Because HealthLake also automatically structures all a healthcare organisation’s data into the FHIR industry format, the information can be easily and securely shared between health systems and with third-party applications, enabling providers to collaborate more effectively and allowing patients unfettered access to their medical information.

“There has been an explosion of digitised health data in recent years with the advent of electronic medical records, but organisations are telling us that unlocking the value from this information using technology like machine learning is still challenging and riddled with barriers,” said Swami Sivasubramanian, AWS vice president. “With Amazon HealthLake, healthcare organisations can reduce the time it takes to transform health data in the cloud from weeks to minutes so it can be analysed securely, even at petabyte scale. This completely reinvents what’s possible with healthcare and brings us that much closer to everyone’s goal of providing patients with more personalised and predictive treatment for individuals and across entire populations.”

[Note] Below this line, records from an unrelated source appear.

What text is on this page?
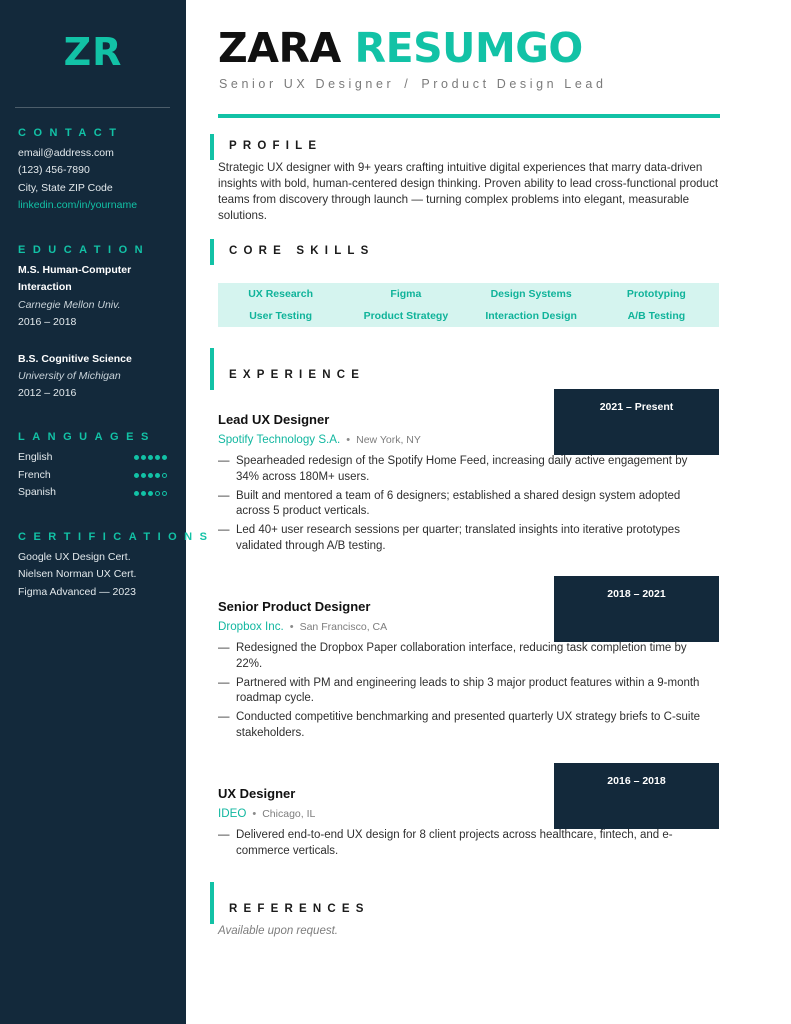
ZR
CONTACT
email@address.com
(123) 456-7890
City, State ZIP Code
linkedin.com/in/yourname
EDUCATION
M.S. Human-Computer Interaction
Carnegie Mellon Univ.
2016 – 2018
B.S. Cognitive Science
University of Michigan
2012 – 2016
LANGUAGES
English
French
Spanish
CERTIFICATIONS
Google UX Design Cert.
Nielsen Norman UX Cert.
Figma Advanced — 2023
ZARA RESUMGO
Senior UX Designer / Product Design Lead
PROFILE

Strategic UX designer with 9+ years crafting intuitive digital experiences that marry data-driven insights with bold, human-centered design thinking. Proven ability to lead cross-functional product teams from discovery through launch — turning complex problems into elegant, measurable solutions.

CORE SKILLS
UX Research	Figma	Design Systems	Prototyping
User Testing	Product Strategy	Interaction Design	A/B Testing
EXPERIENCE
2021 – Present
Lead UX Designer
Spotify Technology S.A. • New York, NY
— Spearheaded redesign of the Spotify Home Feed, increasing daily active engagement by 34% across 180M+ users.
— Built and mentored a team of 6 designers; established a shared design system adopted across 5 product verticals.
— Led 40+ user research sessions per quarter; translated insights into iterative prototypes validated through A/B testing.
2018 – 2021
Senior Product Designer
Dropbox Inc. • San Francisco, CA
— Redesigned the Dropbox Paper collaboration interface, reducing task completion time by 22%.
— Partnered with PM and engineering leads to ship 3 major product features within a 9-month roadmap cycle.
— Conducted competitive benchmarking and presented quarterly UX strategy briefs to C-suite stakeholders.
2016 – 2018
UX Designer
IDEO • Chicago, IL
— Delivered end-to-end UX design for 8 client projects across healthcare, fintech, and e-commerce verticals.
REFERENCES
Available upon request.
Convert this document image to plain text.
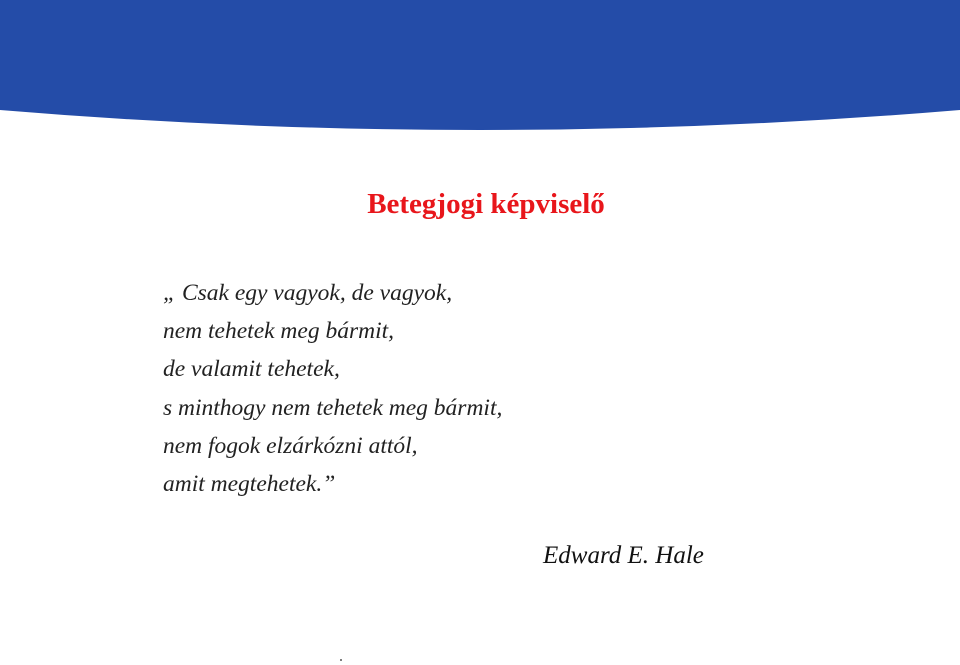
Betegjogi képviselő
„ Csak egy vagyok, de vagyok,
nem tehetek meg bármit,
de valamit tehetek,
s minthogy nem tehetek meg bármit,
nem fogok elzárkózni attól,
amit megtehetek.”

Edward E. Hale
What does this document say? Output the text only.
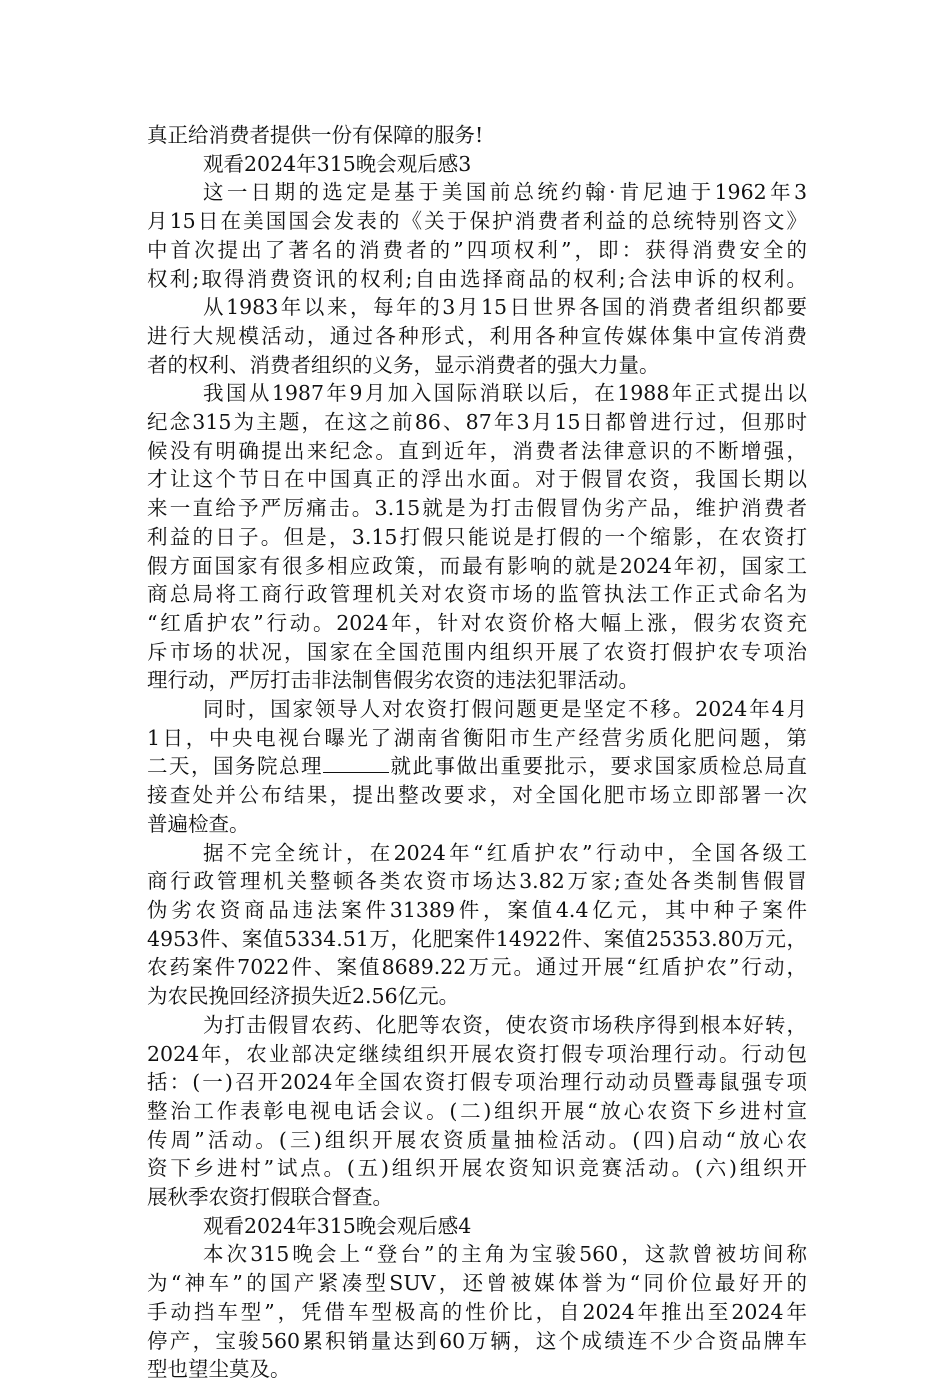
真正给消费者提供一份有保障的服务!

观看2024年315晚会观后感3

这一日期的选定是基于美国前总统约翰·肯尼迪于1962年3

月15日在美国国会发表的《关于保护消费者利益的总统特别咨文》

中首次提出了著名的消费者的”四项权利”，即：获得消费安全的

权利;取得消费资讯的权利;自由选择商品的权利;合法申诉的权利。

从1983年以来，每年的3月15日世界各国的消费者组织都要

进行大规模活动，通过各种形式，利用各种宣传媒体集中宣传消费

者的权利、消费者组织的义务，显示消费者的强大力量。

我国从1987年9月加入国际消联以后，在1988年正式提出以

纪念315为主题，在这之前86、87年3月15日都曾进行过，但那时

候没有明确提出来纪念。直到近年，消费者法律意识的不断增强，

才让这个节日在中国真正的浮出水面。对于假冒农资，我国长期以

来一直给予严厉痛击。3.15就是为打击假冒伪劣产品，维护消费者

利益的日子。但是，3.15打假只能说是打假的一个缩影，在农资打

假方面国家有很多相应政策，而最有影响的就是2024年初，国家工

商总局将工商行政管理机关对农资市场的监管执法工作正式命名为

“红盾护农”行动。2024年，针对农资价格大幅上涨，假劣农资充

斥市场的状况，国家在全国范围内组织开展了农资打假护农专项治

理行动，严厉打击非法制售假劣农资的违法犯罪活动。

同时，国家领导人对农资打假问题更是坚定不移。2024年4月

1日，中央电视台曝光了湖南省衡阳市生产经营劣质化肥问题，第

二天，国务院总理	就此事做出重要批示，要求国家质检总局直

接查处并公布结果，提出整改要求，对全国化肥市场立即部署一次

普遍检查。

据不完全统计，在2024年“红盾护农”行动中，全国各级工

商行政管理机关整顿各类农资市场达3.82万家;查处各类制售假冒

伪劣农资商品违法案件31389件，案值4.4亿元，其中种子案件

4953件、案值5334.51万，化肥案件14922件、案值25353.80万元，

农药案件7022件、案值8689.22万元。通过开展“红盾护农”行动，

为农民挽回经济损失近2.56亿元。

为打击假冒农药、化肥等农资，使农资市场秩序得到根本好转，

2024年，农业部决定继续组织开展农资打假专项治理行动。行动包

括：(一)召开2024年全国农资打假专项治理行动动员暨毒鼠强专项

整治工作表彰电视电话会议。(二)组织开展“放心农资下乡进村宣

传周”活动。(三)组织开展农资质量抽检活动。(四)启动“放心农

资下乡进村”试点。(五)组织开展农资知识竞赛活动。(六)组织开

展秋季农资打假联合督查。

观看2024年315晚会观后感4

本次315晚会上“登台”的主角为宝骏560，这款曾被坊间称

为“神车”的国产紧凑型SUV，还曾被媒体誉为“同价位最好开的

手动挡车型”，凭借车型极高的性价比，自2024年推出至2024年

停产，宝骏560累积销量达到60万辆，这个成绩连不少合资品牌车

型也望尘莫及。
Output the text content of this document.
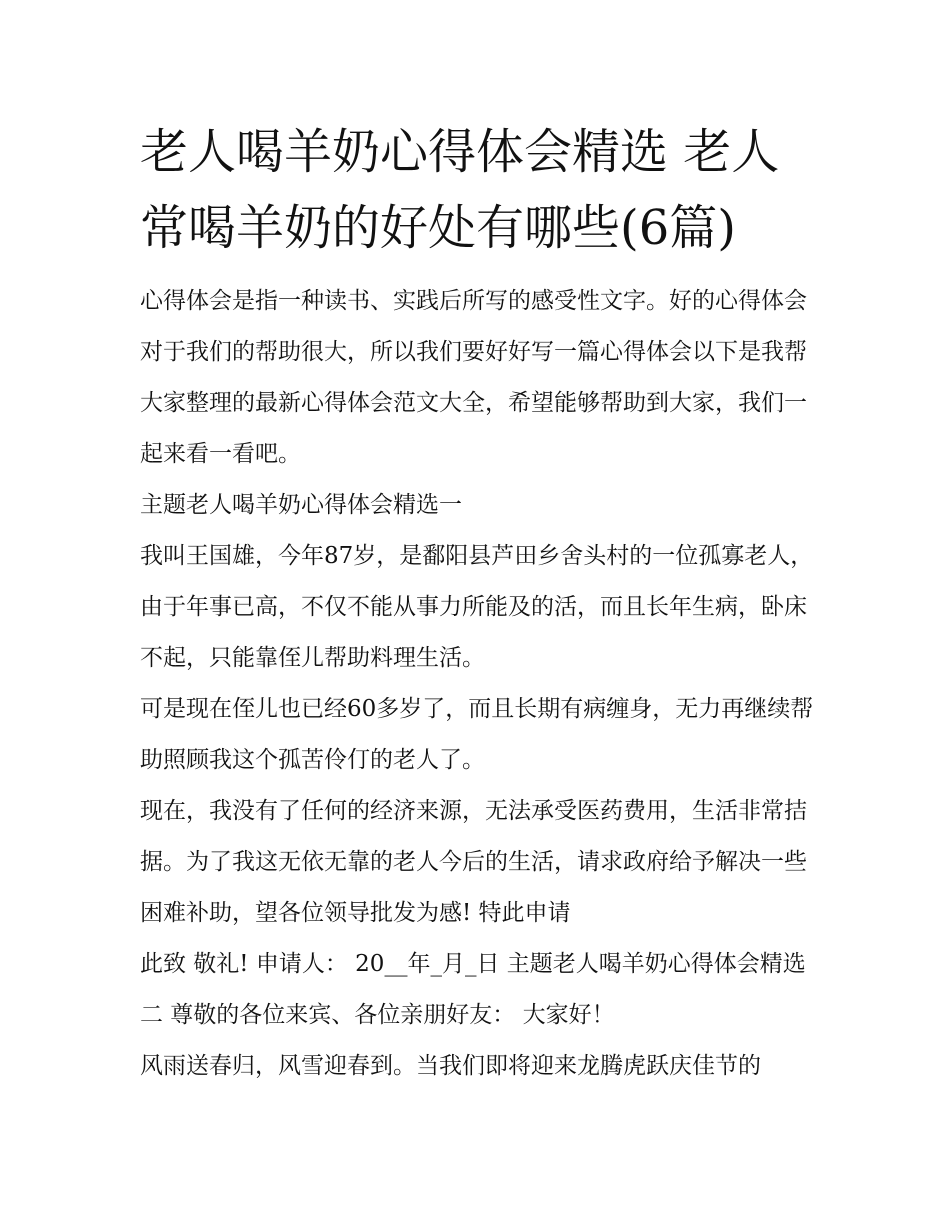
老人喝羊奶心得体会精选 老人常喝羊奶的好处有哪些(6篇)

心得体会是指一种读书、实践后所写的感受性文字。好的心得体会对于我们的帮助很大，所以我们要好好写一篇心得体会以下是我帮大家整理的最新心得体会范文大全，希望能够帮助到大家，我们一起来看一看吧。

主题老人喝羊奶心得体会精选一

我叫王国雄，今年87岁，是鄱阳县芦田乡舍头村的一位孤寡老人，由于年事已高，不仅不能从事力所能及的活，而且长年生病，卧床不起，只能靠侄儿帮助料理生活。

可是现在侄儿也已经60多岁了，而且长期有病缠身，无力再继续帮助照顾我这个孤苦伶仃的老人了。

现在，我没有了任何的经济来源，无法承受医药费用，生活非常拮据。为了我这无依无靠的老人今后的生活，请求政府给予解决一些困难补助，望各位领导批发为感! 特此申请

此致 敬礼! 申请人： 20__年_月_日 主题老人喝羊奶心得体会精选二 尊敬的各位来宾、各位亲朋好友： 大家好！

风雨送春归，风雪迎春到。当我们即将迎来龙腾虎跃庆佳节的
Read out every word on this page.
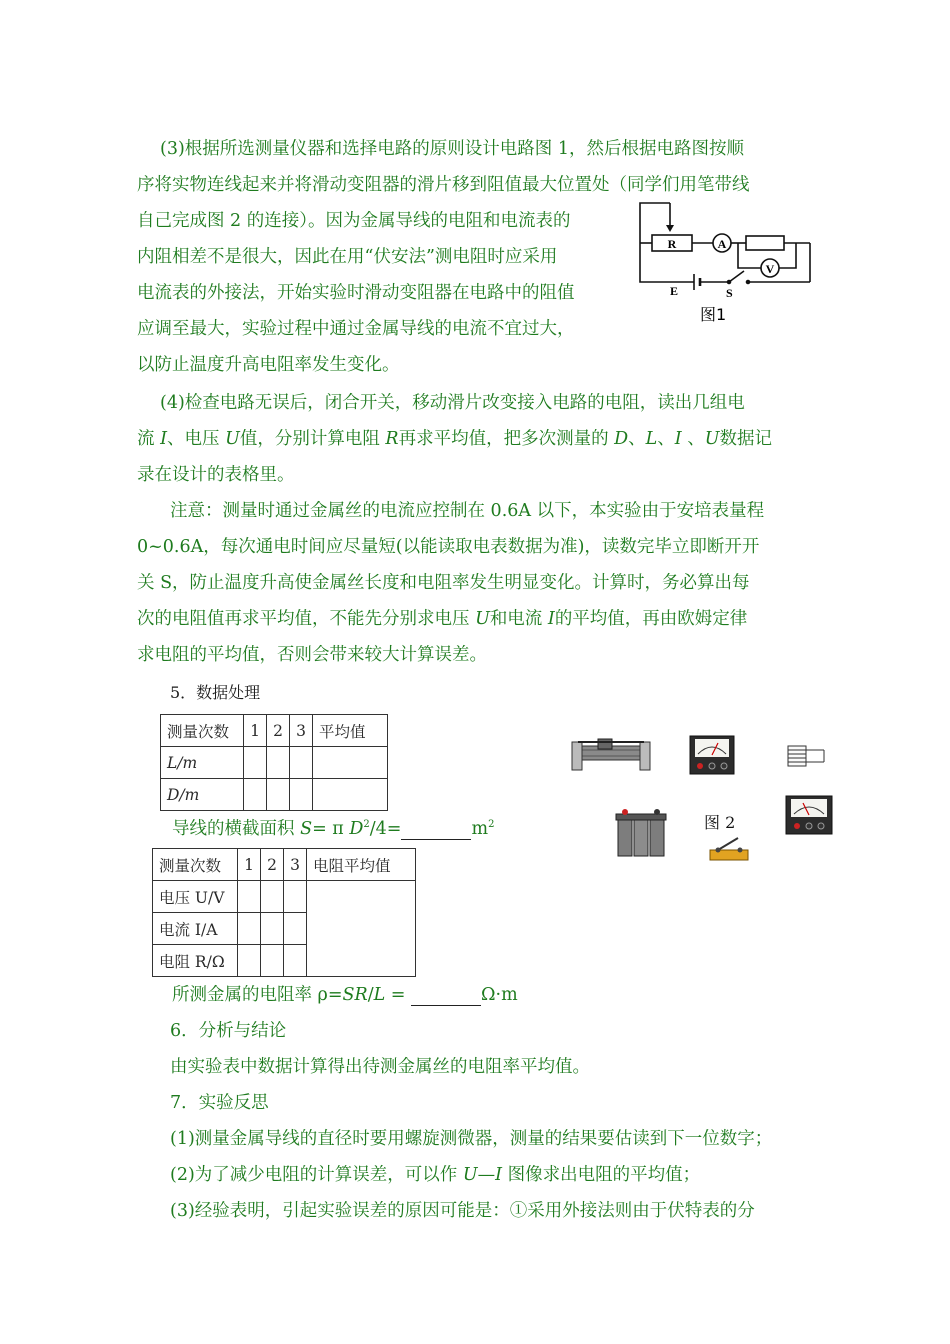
(3)根据所选测量仪器和选择电路的原则设计电路图 1，然后根据电路图按顺
序将实物连线起来并将滑动变阻器的滑片移到阻值最大位置处（同学们用笔带线
自己完成图 2 的连接）。因为金属导线的电阻和电流表的
内阻相差不是很大，因此在用“伏安法”测电阻时应采用
电流表的外接法，开始实验时滑动变阻器在电路中的阻值
应调至最大，实验过程中通过金属导线的电流不宜过大，
以防止温度升高电阻率发生变化。
R	A
V
E	S
图1
(4)检查电路无误后，闭合开关，移动滑片改变接入电路的电阻，读出几组电
流 I、电压 U值，分别计算电阻 R再求平均值，把多次测量的 D、L、I 、U数据记
录在设计的表格里。
注意：测量时通过金属丝的电流应控制在 0.6A 以下，本实验由于安培表量程
0~0.6A，每次通电时间应尽量短(以能读取电表数据为准)，读数完毕立即断开开
关 S，防止温度升高使金属丝长度和电阻率发生明显变化。计算时，务必算出每
次的电阻值再求平均值，不能先分别求电压 U和电流 I的平均值，再由欧姆定律
求电阻的平均值，否则会带来较大计算误差。
5．数据处理
测量次数	1	2	3	平均值
L/m				
D/m				
导线的横截面积 S= π $D^2/4=$	$m^2$
测量次数	1	2	3	电阻平均值
电压 U/V				
电流 I/A				
电阻 R/Ω				
所测金属的电阻率 ρ=SR/L =	Ω·m
图 2
6．分析与结论
由实验表中数据计算得出待测金属丝的电阻率平均值。
7．实验反思
(1)测量金属导线的直径时要用螺旋测微器，测量的结果要估读到下一位数字；
(2)为了减少电阻的计算误差，可以作 U—I 图像求出电阻的平均值；
(3)经验表明，引起实验误差的原因可能是：①采用外接法则由于伏特表的分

By aggregating, labelling, indexing and structuring all data, HealthLake makes it easier for users to query, analyse and use machine learning to make sense of their data. They can use other AWS analytics and machine-learning services with HealthLake, such as QuickSight for interactive dashboards and SageMaker for building, training and deploying custom machine-learning models.

For example, healthcare organisations can use Jupyter Notebook templates in SageMaker to run analysis for common tasks such as diagnosis predictions, hospital re-admittance probability and operating room use forecasts. Healthcare and life science organisations can use HealthLake to get a complete view of patient and population health, derive insights using analytics and machine learning, and discover previously obscured relationships and trends.